I came up with 'map-window' which implements a sliding window across the input sequence and applies a block of code to each subset in turn. The code to implement the moving average is then:

[ mean ] map-window

Which is clearly a much cleaner implementation of SMA.

Before I continue I should mention that I could also have written the map-window abstraction in javascript (javascript has good higher order function facilities), but the point of this post is that factor forced me to come up with the approach.

Once I'd had the 'map-window' idea I could easily see how to compute the moving average. I also had an idea of how I could build map-window using 'head' and 'tail', or at least I had enough of an idea to motivate my trying it.

Ok, so here's my full implementation for comparison with the javascript:

: window ( seq start window-width -- subseq )
    [ 1+ head ] dip short tail* ; 

: map-i ( seq quot: ( seq i -- elt ) -- seq' )
    [ dup length ] dip with map ; inline

: map-window ( seq window-width quot -- seq )
    '[ _ window @ ] map-i ; inline

: sma ( seq period -- seq' ) 
    [ mean ] map-window ;

To my eyes the factor implementation is quite a bit more complex than the javascript one, at least consumed in its entirety. This might be because the concept of a for-loop is deeply engrained in my brain whereas the Factor implementation invents both map-i and map-window to build sma.

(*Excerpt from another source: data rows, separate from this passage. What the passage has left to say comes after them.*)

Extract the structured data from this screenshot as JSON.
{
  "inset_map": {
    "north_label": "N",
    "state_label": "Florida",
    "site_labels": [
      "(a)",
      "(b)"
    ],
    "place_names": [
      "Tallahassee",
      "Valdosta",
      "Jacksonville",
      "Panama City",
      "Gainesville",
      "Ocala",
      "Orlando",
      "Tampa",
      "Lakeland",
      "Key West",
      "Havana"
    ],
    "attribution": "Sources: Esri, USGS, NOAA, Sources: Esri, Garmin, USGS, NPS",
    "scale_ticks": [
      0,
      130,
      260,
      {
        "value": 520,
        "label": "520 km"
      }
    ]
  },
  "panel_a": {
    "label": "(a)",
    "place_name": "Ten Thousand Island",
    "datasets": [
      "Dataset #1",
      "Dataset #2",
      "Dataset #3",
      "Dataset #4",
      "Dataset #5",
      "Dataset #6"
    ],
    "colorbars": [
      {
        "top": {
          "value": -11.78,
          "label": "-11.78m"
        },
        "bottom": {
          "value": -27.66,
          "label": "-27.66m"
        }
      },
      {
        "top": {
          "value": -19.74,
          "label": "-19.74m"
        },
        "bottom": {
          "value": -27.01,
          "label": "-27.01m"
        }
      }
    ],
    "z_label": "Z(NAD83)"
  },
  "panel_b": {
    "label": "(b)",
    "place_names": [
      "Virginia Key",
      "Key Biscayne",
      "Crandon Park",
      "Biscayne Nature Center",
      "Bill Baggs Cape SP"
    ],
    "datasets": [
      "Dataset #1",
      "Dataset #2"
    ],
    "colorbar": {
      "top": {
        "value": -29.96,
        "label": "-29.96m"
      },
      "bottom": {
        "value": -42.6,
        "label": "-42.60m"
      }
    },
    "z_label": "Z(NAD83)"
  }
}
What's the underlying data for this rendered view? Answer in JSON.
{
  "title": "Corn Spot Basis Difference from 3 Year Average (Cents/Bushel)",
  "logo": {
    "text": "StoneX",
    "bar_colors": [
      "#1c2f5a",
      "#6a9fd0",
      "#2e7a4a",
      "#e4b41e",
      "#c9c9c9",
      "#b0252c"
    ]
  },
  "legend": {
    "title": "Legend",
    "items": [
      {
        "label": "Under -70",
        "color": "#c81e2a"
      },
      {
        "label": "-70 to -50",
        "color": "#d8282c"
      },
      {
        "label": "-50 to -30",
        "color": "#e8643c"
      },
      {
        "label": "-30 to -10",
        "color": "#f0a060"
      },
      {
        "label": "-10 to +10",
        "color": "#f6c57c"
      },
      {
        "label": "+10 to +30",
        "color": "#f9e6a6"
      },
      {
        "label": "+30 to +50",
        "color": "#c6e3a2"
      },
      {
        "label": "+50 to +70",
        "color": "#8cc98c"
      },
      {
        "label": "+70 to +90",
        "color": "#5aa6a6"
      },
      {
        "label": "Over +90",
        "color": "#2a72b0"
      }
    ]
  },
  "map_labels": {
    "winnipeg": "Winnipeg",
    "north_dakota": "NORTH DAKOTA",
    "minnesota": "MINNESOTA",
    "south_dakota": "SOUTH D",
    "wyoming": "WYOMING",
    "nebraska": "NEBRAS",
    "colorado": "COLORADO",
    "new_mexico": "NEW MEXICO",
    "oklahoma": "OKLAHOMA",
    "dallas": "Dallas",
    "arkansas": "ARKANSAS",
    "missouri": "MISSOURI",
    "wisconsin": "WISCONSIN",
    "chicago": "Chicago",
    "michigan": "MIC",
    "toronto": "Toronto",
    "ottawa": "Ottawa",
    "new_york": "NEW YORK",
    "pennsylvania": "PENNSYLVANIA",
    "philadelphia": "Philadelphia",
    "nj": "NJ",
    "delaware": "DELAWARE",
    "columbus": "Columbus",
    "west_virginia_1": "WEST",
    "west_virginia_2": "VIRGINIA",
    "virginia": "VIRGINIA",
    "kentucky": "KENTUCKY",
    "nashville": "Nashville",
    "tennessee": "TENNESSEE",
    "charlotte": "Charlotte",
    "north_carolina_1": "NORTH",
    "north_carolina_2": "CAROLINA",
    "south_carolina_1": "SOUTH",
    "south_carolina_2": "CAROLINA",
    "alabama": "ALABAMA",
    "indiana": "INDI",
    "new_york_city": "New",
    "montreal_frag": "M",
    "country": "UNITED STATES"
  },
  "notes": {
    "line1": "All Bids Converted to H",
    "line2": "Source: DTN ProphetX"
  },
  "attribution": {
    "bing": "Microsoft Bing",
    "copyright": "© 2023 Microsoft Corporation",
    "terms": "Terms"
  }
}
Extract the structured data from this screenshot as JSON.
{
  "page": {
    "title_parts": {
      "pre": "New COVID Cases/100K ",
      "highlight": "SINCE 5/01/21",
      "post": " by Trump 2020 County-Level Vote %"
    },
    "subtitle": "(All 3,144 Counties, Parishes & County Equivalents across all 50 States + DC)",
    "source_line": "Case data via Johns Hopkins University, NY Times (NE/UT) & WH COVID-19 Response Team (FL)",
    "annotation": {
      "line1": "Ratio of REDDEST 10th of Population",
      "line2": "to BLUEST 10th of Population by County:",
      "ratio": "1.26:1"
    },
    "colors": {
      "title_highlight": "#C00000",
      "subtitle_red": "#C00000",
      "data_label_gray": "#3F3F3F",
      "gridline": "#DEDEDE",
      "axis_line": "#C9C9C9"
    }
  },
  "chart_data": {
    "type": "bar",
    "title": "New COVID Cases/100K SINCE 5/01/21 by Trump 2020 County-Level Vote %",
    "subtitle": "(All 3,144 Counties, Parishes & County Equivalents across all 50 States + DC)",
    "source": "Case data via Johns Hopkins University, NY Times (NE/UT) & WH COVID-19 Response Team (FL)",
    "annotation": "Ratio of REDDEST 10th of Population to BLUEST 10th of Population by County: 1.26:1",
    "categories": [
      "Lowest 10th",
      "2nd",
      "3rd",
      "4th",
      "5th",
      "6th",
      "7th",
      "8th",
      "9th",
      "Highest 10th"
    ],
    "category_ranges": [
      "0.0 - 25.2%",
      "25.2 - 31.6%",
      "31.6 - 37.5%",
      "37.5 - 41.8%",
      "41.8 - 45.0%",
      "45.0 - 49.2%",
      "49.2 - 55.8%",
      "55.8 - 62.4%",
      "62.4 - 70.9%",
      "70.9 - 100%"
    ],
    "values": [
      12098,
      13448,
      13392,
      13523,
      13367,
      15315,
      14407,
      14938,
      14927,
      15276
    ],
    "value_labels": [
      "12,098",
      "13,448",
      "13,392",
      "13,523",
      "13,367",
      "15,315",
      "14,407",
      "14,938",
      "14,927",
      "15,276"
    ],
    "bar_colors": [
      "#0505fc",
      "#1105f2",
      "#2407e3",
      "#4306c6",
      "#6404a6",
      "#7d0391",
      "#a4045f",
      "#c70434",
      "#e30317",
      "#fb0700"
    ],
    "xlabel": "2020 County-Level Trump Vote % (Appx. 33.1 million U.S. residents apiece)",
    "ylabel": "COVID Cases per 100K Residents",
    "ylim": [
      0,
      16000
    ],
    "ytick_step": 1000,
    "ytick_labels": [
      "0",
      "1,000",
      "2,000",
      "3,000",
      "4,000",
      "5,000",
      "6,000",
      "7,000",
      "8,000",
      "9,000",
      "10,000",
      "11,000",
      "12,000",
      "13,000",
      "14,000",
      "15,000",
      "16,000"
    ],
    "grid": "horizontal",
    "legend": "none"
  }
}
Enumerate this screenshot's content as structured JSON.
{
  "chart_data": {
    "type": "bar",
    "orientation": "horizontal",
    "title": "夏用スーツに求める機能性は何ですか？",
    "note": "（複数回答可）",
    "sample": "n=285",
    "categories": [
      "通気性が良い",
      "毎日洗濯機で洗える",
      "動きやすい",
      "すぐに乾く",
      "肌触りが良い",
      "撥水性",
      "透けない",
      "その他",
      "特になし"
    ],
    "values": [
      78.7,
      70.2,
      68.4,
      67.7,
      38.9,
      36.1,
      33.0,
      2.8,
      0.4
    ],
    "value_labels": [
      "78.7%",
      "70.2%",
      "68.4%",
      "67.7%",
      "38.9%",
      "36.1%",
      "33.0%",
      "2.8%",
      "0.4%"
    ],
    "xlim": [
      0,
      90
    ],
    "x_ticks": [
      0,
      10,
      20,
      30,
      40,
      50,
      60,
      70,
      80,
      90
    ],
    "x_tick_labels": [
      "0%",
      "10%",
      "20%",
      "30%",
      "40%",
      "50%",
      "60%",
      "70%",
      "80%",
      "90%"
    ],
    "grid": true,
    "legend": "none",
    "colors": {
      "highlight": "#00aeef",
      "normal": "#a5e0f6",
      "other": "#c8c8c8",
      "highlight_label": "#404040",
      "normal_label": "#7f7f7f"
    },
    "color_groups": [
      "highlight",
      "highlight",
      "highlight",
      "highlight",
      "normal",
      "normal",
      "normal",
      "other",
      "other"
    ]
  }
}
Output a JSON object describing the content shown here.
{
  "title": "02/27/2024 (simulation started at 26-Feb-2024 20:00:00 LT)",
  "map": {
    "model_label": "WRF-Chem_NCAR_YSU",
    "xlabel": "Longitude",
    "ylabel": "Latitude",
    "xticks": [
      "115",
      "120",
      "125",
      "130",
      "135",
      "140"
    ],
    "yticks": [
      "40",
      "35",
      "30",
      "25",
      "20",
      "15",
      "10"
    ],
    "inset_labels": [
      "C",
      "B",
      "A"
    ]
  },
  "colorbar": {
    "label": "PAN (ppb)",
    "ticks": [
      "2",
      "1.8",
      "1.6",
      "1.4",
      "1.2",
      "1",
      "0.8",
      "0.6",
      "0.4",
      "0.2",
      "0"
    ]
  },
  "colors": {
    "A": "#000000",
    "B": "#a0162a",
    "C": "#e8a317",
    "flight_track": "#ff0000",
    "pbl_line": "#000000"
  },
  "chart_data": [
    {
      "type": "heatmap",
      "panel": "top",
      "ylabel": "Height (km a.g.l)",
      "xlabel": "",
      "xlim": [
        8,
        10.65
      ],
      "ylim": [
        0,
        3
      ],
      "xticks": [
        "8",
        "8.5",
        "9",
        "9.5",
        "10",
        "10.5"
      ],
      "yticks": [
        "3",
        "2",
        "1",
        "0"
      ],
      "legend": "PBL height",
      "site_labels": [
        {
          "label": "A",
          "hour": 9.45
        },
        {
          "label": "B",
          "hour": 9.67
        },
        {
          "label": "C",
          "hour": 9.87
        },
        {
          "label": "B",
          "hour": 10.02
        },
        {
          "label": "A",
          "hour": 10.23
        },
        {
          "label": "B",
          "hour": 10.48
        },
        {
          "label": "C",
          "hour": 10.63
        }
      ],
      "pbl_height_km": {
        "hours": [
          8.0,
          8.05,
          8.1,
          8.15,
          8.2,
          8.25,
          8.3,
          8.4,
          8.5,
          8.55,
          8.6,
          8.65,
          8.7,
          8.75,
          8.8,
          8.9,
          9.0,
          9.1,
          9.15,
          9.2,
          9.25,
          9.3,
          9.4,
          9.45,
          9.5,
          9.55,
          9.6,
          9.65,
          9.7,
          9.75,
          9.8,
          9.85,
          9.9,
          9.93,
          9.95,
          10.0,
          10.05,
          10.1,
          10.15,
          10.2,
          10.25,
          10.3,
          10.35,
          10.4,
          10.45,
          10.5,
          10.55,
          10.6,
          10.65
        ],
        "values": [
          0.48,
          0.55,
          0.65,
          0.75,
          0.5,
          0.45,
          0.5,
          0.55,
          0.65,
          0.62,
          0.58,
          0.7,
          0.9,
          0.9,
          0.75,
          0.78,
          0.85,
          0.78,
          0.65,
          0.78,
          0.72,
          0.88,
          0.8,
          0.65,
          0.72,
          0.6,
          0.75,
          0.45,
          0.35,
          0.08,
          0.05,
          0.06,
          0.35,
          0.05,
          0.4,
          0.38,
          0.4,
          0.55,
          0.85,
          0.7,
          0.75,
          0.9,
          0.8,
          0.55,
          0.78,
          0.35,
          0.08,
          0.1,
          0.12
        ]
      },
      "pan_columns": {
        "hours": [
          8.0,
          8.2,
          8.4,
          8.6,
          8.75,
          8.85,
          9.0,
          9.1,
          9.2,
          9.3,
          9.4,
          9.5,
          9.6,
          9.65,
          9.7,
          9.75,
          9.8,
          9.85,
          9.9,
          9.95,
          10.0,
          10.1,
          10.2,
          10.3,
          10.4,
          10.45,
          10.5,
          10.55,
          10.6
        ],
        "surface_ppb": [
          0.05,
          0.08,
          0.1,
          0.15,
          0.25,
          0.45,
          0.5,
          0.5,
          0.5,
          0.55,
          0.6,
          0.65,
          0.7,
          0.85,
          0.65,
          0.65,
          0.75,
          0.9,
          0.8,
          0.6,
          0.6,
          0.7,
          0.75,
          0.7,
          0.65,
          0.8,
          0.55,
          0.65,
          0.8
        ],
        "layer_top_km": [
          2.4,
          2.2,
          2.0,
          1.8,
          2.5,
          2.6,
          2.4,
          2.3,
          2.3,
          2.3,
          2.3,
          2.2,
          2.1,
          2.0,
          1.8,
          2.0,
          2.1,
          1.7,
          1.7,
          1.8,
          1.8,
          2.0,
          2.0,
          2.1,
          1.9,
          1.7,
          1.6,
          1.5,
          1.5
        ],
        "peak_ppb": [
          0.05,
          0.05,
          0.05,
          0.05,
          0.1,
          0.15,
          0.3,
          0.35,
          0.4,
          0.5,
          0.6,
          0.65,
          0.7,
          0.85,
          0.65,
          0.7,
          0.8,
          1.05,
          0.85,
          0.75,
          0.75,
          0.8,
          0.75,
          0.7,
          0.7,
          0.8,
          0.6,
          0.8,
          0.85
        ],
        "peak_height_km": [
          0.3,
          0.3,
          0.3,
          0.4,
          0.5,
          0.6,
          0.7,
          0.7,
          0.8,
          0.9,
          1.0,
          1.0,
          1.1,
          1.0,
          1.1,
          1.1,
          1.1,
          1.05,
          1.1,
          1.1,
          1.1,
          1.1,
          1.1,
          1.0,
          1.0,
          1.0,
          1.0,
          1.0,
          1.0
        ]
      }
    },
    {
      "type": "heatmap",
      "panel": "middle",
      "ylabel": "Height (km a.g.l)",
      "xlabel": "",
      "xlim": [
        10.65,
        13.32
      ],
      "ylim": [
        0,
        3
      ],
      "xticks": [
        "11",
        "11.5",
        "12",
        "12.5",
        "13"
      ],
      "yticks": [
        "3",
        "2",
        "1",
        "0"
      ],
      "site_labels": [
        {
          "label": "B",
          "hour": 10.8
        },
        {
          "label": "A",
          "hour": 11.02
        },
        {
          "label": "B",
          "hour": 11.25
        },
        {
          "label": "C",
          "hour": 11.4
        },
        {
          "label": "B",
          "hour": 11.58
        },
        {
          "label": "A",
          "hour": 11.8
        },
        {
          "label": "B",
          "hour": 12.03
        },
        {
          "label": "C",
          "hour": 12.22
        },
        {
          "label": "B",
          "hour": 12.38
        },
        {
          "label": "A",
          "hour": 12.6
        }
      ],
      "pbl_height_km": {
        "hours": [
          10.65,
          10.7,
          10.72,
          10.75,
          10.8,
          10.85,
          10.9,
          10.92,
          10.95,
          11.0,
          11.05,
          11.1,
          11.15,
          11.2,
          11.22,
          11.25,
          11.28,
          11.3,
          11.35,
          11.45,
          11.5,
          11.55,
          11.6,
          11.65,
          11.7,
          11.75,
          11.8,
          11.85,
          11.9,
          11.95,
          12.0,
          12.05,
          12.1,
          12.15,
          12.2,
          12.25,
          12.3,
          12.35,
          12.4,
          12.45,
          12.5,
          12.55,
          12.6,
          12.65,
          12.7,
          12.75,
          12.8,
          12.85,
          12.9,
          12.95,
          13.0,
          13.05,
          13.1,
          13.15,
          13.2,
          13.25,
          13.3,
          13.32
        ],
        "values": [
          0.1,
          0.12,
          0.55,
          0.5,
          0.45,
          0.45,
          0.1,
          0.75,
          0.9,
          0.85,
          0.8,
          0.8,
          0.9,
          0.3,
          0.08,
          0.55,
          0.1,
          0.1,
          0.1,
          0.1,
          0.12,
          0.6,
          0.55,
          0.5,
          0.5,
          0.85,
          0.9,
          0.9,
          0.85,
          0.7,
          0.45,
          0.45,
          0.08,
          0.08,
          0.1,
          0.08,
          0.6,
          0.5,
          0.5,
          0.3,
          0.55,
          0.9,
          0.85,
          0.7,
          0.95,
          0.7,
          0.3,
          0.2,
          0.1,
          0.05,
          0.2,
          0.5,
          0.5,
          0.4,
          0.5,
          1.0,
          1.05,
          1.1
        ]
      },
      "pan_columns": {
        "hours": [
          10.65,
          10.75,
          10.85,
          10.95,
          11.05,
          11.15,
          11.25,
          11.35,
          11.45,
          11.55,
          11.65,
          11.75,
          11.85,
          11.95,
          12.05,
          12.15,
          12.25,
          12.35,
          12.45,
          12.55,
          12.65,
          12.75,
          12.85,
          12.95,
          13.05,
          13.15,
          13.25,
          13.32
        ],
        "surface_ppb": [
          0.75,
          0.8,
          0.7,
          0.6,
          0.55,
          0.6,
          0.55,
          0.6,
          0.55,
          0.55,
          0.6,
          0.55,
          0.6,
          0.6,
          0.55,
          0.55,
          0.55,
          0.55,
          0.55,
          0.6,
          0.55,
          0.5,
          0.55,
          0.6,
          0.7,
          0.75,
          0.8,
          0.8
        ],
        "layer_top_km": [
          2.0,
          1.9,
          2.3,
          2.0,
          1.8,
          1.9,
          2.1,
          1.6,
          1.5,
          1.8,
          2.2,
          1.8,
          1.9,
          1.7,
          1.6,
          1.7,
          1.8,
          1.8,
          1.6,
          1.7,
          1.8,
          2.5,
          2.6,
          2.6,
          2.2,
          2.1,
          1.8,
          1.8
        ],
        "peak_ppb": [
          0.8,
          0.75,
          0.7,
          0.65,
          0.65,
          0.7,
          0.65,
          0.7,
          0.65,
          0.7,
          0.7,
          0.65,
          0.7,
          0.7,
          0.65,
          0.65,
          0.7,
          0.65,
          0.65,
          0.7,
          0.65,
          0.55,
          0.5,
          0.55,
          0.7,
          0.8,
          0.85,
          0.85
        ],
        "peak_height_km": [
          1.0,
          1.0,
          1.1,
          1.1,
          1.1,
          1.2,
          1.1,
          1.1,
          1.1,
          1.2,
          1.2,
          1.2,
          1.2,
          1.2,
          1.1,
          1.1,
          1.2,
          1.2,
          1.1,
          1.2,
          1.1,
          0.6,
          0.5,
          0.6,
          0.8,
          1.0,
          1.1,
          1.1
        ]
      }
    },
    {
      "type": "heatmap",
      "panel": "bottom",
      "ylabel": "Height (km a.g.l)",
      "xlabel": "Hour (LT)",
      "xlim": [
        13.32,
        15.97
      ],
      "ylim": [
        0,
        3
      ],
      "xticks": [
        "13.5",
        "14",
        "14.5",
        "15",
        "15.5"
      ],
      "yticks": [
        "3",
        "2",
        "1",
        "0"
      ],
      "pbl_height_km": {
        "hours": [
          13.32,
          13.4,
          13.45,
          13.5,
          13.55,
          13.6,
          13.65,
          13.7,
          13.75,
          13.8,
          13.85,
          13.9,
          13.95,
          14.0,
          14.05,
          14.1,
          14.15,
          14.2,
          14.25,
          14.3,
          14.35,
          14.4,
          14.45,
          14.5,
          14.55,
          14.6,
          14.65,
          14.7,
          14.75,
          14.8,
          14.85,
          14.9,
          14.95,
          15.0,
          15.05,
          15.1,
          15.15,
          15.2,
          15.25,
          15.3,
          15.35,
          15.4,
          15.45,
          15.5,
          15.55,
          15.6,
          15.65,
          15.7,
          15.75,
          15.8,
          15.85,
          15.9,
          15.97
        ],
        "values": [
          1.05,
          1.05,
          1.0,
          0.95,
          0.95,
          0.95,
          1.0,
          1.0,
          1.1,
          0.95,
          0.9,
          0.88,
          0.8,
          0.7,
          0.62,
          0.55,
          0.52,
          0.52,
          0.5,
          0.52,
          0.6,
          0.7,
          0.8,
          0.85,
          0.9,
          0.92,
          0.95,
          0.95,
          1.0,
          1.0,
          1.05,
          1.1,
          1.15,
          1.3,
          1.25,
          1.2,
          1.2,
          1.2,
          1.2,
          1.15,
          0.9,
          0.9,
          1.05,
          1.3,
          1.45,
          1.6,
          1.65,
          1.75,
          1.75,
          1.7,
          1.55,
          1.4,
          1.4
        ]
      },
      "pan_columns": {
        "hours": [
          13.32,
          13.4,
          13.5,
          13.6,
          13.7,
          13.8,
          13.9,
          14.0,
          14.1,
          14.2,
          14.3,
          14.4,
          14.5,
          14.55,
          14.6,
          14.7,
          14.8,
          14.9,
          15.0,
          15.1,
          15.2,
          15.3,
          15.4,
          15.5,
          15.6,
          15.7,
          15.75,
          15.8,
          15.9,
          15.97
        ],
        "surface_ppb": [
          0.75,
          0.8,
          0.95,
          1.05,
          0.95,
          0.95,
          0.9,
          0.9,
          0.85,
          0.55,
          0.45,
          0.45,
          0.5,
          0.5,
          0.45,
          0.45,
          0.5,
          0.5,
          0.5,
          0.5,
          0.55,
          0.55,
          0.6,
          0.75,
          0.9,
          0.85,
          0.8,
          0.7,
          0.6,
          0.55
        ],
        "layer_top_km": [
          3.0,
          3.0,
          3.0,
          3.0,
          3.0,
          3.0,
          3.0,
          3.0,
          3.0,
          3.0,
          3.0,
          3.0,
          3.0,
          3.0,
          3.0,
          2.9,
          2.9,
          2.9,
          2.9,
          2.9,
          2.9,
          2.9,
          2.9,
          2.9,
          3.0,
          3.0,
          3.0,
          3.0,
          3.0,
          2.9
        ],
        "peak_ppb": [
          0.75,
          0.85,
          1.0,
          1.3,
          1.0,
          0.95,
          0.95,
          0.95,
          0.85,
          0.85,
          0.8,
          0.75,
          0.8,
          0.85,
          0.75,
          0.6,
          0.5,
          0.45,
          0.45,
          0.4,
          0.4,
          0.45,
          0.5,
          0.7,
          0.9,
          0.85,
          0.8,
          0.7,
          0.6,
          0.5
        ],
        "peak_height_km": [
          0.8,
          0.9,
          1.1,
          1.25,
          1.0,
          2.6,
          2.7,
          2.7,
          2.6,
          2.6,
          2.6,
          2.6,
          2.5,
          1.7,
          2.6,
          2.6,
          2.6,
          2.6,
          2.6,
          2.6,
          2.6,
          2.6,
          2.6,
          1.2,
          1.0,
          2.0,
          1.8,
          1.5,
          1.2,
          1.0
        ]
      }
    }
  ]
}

However the individual parts of the factor implementation are both generic and composable, and once you know what each bit does the whole thing pretty elegantly describes itself.

A big advantage to all this abstraction is that when you discover an implementation pattern occuring more than once, the chances are that the pattern is already factored out to some extent and is ripe for reuse with very little modification. I find this makes refactoring quicker and easier than with python and keeps the codebase relatively lean. This in turn means that the codebase doesn't drag as much as it gets bigger. The tradeoff is that I spend more time upfront finding and creating abstractions in the first place.

Of course if the right abstractions already exist then coding performance is improved dramatically. e.g. if map-window had already existied then sma would have been a slam dunk. I'd assume that as the factor library improves the likelyhood of this happening will increase, maybe at the expense of more time required to learn the core vocabularies. Programming in factor is already more about the libraries than the native language and I'd imagine this trend will continue, especially when you consider that in a lot of cases the libraries implement the core language.

Aside: I was surprised to discover last year that genuinely new and important stack language abstractions like 'fry' and the cleave/spread combinators were only just being conceived, despite Factor being quite a few years old and stack languages in general being many decades old. When you consider that very few languages actually 'invent' new features this makes Factor quite an interesting language in itself. Also interesting is that apart from a small bootstrapping core, the factor language is actually implemented in libraries meaning that anybody can build and experiment with new language constructs.

Anyway I'm diverging from the subject so I ought to sum up. The takeaway is: Whereas other languages provide the ability to create good abstractions, Factor pretty much forces you to create good abstractions because it is so bloody difficult to write any code without them.


Update: During writing this post I realised that what I'm doing with map-window is actually very similar to an abstraction in the factor library called <clumps> which constructs a virtual array of overlapping subsequences. That's the nature of factor programming: you keep finding that somebody else has built a similar abstraction to yours and it would have saved you a ton of time if only you'd realised!

  • Factor actually has support for efficient lexical local variables via the 'locals' vocabulary (library), which is a pretty impressive feat. However I only tend to use this when the problem I'm solving doesn't factor well (or sometimes temporarily out of desperation when I can't come up with the right abstraction).